37. Agarista D. Don ex G. Don, Gen. Hist. 3: 788, 837. 1834.
[Greek mythological daughter of Clisthenes, alluding to beauty of flowers]
Walter S. Judd
Agauria (de Candolle) Bentham & Hooker f.; Leucothoe D. Don subg. Agarista (D. Don ex G. Don) Drude
Shrubs or trees. Stems erect; twigs glabrous. Leaves persistent; blade ovate, coriaceous, margins entire or serrate, plane, surfaces often multicellular, long-stalked stipitate-glandular-hairy, otherwise unicellular-hairy on midvein [covering abaxial surface]; venation reticulodromous (reticulum rather dense and with all orders ± equally prominent). Inflorescences axillary [terminal] racemes [panicles], 10-20-flowered, (produced just before flowering).

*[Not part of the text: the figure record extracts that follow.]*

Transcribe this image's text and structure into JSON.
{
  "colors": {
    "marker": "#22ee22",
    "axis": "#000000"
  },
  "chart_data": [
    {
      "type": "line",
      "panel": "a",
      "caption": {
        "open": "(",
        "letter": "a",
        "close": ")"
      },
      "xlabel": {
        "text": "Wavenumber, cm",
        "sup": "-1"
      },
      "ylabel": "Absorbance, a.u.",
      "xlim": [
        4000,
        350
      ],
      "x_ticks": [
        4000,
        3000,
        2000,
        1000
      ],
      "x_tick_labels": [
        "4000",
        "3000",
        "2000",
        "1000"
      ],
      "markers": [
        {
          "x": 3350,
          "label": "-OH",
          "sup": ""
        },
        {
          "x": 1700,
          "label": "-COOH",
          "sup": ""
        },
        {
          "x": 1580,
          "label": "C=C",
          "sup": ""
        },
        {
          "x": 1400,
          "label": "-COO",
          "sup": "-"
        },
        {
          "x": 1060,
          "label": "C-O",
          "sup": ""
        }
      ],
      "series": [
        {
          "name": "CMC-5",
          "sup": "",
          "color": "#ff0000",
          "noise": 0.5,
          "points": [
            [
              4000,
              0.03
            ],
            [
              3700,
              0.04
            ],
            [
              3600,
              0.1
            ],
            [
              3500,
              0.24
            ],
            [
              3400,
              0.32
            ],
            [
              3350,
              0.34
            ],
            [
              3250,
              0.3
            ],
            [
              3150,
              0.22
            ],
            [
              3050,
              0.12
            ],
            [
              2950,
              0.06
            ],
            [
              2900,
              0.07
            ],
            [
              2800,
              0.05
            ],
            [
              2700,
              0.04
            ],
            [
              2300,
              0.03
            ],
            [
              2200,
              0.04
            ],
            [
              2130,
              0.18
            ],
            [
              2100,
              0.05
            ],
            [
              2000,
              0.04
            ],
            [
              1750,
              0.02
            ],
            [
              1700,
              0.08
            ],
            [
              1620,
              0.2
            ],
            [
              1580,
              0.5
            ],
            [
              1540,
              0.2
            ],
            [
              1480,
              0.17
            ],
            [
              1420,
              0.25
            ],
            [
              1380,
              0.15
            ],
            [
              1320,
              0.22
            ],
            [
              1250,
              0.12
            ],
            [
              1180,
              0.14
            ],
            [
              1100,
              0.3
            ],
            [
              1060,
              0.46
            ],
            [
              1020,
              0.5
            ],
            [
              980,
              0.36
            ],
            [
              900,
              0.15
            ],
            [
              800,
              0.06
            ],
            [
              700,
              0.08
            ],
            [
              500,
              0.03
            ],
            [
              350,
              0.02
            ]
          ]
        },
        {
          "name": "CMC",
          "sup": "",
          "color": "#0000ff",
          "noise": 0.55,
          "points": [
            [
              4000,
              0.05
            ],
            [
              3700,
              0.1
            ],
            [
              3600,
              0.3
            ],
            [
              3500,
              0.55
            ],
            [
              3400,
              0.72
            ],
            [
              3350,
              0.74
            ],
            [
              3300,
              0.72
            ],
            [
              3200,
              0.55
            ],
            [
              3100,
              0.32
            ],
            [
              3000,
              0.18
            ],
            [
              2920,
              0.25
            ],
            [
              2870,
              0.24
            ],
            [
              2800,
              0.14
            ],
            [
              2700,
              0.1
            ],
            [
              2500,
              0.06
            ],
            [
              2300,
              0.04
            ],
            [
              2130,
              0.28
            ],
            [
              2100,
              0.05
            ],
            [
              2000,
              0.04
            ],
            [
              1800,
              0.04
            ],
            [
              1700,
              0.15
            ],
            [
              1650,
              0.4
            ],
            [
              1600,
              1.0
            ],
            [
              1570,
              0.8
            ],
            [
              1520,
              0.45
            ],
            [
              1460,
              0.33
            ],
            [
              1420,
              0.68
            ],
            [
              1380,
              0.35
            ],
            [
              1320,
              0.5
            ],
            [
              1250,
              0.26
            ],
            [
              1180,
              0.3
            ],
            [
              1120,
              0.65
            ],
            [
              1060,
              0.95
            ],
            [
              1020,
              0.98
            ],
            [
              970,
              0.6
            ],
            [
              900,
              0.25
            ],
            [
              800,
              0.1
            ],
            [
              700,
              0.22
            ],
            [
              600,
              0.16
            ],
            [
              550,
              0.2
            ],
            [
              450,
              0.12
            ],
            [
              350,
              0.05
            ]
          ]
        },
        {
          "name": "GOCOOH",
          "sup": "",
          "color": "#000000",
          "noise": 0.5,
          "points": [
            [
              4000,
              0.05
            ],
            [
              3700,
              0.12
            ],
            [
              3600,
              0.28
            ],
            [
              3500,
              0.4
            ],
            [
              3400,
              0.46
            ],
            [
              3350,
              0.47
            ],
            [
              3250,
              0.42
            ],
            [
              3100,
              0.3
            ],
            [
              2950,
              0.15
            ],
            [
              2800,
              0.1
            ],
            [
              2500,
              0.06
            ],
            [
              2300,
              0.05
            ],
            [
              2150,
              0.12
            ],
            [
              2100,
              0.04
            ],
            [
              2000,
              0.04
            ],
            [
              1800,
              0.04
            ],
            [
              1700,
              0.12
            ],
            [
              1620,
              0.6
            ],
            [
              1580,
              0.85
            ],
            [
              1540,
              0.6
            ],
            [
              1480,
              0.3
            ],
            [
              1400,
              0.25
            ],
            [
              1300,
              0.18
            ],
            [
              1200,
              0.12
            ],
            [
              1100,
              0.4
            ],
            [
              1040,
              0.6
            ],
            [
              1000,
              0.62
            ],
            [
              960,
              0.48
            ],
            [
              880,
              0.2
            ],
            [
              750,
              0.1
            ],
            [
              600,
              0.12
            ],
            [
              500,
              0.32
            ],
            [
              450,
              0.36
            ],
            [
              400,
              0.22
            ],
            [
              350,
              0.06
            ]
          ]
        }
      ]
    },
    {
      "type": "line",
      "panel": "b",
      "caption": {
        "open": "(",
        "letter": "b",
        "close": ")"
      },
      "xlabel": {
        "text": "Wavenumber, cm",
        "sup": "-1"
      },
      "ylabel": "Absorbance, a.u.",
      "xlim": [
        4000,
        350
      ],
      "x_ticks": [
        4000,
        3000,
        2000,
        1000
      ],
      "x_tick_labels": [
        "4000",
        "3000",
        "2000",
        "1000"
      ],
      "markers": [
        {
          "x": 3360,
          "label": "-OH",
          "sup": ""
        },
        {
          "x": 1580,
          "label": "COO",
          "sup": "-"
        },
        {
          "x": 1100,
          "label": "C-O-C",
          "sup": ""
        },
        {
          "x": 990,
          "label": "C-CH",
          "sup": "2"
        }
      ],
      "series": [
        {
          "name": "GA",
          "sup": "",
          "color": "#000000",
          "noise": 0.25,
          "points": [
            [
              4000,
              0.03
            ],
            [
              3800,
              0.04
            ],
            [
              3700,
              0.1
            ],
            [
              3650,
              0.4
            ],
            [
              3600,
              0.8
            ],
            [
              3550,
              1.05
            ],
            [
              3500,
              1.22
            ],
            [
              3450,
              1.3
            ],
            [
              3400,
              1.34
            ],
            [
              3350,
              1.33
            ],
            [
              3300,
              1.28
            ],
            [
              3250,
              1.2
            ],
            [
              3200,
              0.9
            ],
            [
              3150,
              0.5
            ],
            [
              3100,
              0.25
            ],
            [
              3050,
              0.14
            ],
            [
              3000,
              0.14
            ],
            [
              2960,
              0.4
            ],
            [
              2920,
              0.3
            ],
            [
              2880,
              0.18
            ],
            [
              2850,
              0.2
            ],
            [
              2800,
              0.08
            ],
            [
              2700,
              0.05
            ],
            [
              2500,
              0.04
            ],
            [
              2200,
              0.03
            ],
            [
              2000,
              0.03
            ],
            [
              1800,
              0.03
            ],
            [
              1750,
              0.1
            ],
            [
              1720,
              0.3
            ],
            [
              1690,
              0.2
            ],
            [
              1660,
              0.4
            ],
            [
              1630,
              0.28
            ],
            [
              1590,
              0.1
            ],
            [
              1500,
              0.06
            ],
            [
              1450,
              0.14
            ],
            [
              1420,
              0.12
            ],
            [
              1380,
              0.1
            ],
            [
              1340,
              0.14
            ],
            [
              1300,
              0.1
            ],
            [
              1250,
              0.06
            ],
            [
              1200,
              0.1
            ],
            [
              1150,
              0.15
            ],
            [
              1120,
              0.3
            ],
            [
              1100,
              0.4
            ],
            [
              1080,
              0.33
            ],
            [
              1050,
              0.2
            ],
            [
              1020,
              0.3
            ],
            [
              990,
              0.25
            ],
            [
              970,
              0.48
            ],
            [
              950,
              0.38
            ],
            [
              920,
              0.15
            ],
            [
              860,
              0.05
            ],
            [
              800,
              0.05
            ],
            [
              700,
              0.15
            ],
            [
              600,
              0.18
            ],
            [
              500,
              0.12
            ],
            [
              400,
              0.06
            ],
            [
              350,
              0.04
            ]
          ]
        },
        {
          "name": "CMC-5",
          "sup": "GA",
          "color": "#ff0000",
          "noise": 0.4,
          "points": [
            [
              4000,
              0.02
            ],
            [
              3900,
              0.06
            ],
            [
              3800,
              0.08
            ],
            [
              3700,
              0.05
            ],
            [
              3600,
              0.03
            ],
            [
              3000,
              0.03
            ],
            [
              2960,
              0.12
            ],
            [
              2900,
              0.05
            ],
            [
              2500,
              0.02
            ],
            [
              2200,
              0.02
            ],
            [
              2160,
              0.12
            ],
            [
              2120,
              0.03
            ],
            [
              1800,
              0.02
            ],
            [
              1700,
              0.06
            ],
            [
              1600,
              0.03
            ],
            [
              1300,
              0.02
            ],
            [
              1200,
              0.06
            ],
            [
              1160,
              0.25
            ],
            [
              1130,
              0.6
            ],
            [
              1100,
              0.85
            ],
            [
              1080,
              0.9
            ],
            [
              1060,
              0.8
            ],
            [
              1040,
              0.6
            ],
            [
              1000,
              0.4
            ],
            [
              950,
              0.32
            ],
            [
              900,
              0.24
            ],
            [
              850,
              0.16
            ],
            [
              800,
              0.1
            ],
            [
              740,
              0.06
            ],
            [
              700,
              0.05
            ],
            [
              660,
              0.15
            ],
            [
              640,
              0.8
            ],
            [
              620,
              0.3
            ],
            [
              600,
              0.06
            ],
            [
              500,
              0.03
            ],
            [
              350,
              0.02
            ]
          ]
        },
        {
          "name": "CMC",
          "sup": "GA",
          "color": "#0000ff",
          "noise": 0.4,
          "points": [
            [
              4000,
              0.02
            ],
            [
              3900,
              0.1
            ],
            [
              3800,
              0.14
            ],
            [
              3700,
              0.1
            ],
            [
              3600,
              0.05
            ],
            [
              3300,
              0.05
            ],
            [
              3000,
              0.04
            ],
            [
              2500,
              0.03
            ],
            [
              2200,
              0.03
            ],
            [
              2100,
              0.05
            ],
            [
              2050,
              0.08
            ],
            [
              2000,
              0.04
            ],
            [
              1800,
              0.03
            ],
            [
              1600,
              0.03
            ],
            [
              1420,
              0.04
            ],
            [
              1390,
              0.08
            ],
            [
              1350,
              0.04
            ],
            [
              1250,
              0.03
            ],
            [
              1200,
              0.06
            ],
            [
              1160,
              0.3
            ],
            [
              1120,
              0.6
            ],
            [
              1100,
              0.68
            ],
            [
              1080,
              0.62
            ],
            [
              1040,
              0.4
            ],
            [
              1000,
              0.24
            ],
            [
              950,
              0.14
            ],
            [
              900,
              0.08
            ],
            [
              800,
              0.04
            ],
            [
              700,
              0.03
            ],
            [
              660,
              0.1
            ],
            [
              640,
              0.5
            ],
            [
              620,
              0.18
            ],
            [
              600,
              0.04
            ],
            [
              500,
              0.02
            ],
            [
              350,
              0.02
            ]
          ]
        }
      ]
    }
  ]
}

Pedicels: bracteoles 2, near base to ± midpoint. Flowers: sepals 5, slightly connate, deltate; petals 5, connate for most of their lengths, white [red], corolla cylindric [urceolate], lobes short; stamens 10, included; filaments geniculate, flattened, hairy, without spurs; anthers without awns, dehiscent by elliptic pores; pistil 5-carpellate; ovary 5-locular; stigma (slightly exserted), truncate to capitate, obscurely lobed, (minutely papillose). Fruits capsular, subglobose to short-ovoid, (with unthickened sutures), dry. Seeds 120-250, narrowly oblong to pyramidal or angular-obovoid; testa cells elongate. x = 12.
Species 31 (1 in the flora): se United States, Mexico, Central America, South America, Africa, Indian Ocean Islands (including Madagascar).
SELECTED REFERENCE Judd, W. S. 1984. A taxonomic revision of the American species of Agarista (Ericaceae). J. Arnold Arbor. 65: 255-342.